Professor Tang will lead the three-year effort to pursue research on a precision rate-integrating micro gyroscope. Their approach to satisfying the DARPA requirement is based on several key technologies developed in the MicroSystems Laboratory under the leadership of Dr. Trusov.

The MRIG program seeks to develop technology needed to measure rotation over a wide range of dynamic conditions. Conventional technologies for microelectromechanical systems (MEMS) gyroscopes are based on structures with flat geometry made out of silicon with restricted fabrication tolerances. These technological drawbacks limit the performance of traditional MEMS gyroscopes, especially in environments with strong ambient vibrations and temperature changes.

Recently, the MicroSystems Laboratory introduced a new paradigm for wafer level fabrication of three-dimensional (3-D) spherical shell resonator gyroscopes. The approach is based on pressure and surface tension driven plastic deformation of the structural material for simultaneous creation of thousands of symmetric spherical shell resonator gyroscopes. Due to the inherently low surface roughness, high aspect ratio and applicability to new materials, the approach is expected to enable the realization of high precision 3-D MEMS transducers for communication and inertial navigation applications.
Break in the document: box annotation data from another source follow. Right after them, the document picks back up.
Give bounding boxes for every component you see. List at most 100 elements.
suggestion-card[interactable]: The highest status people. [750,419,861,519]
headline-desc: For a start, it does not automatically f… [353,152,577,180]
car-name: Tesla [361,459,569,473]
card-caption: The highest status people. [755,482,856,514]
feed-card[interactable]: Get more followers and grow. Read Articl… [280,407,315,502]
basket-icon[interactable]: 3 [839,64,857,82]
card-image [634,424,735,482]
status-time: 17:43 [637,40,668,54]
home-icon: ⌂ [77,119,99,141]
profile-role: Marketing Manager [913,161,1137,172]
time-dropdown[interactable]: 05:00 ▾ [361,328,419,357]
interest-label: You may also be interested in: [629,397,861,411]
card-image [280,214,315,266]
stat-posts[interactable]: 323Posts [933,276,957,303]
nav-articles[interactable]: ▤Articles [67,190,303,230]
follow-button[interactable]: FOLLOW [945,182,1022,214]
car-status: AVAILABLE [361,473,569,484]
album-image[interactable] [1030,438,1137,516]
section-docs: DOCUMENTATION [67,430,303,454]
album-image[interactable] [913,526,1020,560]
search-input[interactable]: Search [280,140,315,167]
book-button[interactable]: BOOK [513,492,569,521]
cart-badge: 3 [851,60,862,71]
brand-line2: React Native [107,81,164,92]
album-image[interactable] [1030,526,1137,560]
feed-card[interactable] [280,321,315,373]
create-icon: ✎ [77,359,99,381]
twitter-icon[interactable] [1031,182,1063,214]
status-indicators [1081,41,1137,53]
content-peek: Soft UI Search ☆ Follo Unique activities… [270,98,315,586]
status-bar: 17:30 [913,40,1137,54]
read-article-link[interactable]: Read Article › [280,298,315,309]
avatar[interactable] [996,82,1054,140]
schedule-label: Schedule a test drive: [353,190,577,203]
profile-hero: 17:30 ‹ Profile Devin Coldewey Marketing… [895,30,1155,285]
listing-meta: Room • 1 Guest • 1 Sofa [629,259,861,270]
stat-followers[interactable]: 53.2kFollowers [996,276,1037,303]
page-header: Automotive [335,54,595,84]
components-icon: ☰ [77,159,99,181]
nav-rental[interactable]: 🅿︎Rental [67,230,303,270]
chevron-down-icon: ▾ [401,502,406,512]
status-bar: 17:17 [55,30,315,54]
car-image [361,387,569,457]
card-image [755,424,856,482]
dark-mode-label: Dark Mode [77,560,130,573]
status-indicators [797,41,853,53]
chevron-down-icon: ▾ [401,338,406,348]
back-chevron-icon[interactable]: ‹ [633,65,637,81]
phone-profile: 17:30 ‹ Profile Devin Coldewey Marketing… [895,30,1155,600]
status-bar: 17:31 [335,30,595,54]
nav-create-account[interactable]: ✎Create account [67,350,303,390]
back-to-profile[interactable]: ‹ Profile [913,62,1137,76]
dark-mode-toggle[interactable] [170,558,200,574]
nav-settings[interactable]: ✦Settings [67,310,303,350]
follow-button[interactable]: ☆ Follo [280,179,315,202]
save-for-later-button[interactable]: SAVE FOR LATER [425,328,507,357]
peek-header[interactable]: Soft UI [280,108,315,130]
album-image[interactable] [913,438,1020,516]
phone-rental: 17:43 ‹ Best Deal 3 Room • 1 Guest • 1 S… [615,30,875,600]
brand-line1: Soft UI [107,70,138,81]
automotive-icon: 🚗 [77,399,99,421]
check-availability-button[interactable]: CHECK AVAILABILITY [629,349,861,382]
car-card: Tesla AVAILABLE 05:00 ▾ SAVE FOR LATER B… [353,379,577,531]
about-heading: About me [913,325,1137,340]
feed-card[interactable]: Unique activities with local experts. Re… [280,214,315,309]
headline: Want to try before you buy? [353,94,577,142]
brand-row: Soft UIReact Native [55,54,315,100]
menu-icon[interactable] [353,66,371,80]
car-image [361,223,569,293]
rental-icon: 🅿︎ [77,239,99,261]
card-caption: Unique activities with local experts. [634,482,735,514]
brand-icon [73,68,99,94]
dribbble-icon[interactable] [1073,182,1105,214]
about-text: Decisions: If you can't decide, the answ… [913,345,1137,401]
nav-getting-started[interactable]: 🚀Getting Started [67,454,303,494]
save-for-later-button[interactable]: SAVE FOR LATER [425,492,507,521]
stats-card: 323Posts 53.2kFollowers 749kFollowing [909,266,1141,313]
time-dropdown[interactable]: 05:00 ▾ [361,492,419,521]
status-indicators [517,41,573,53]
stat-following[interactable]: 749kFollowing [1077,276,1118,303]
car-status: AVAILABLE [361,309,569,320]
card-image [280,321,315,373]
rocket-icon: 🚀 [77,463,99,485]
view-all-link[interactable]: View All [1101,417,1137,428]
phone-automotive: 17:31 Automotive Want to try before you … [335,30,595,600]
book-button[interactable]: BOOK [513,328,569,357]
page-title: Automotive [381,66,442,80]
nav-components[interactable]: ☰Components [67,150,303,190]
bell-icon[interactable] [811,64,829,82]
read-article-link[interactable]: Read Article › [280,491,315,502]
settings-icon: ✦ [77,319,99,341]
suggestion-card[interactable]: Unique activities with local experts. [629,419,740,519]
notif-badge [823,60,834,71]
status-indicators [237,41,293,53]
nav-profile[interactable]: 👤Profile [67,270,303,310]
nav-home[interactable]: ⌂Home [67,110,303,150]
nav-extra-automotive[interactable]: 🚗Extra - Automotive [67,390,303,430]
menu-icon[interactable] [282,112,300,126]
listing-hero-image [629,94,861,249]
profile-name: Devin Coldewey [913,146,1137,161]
At the completion of the project, the developed sensors will become a critical part of the Inertial Measurement Unit (IMU), small and sufficiently low powered for adaptation in guided munitions' platforms, hand-held devices and add-in portable Guidance, Navigation, and Control (GN&C) units. This revolutionary technology will effectively eliminate the dependence on Global Positioning System (GPS) or any other external signals and enable uncompromised navigation and guidance capabilities for advanced munitions, various military platforms and individual combatants under a wide range of operating conditions.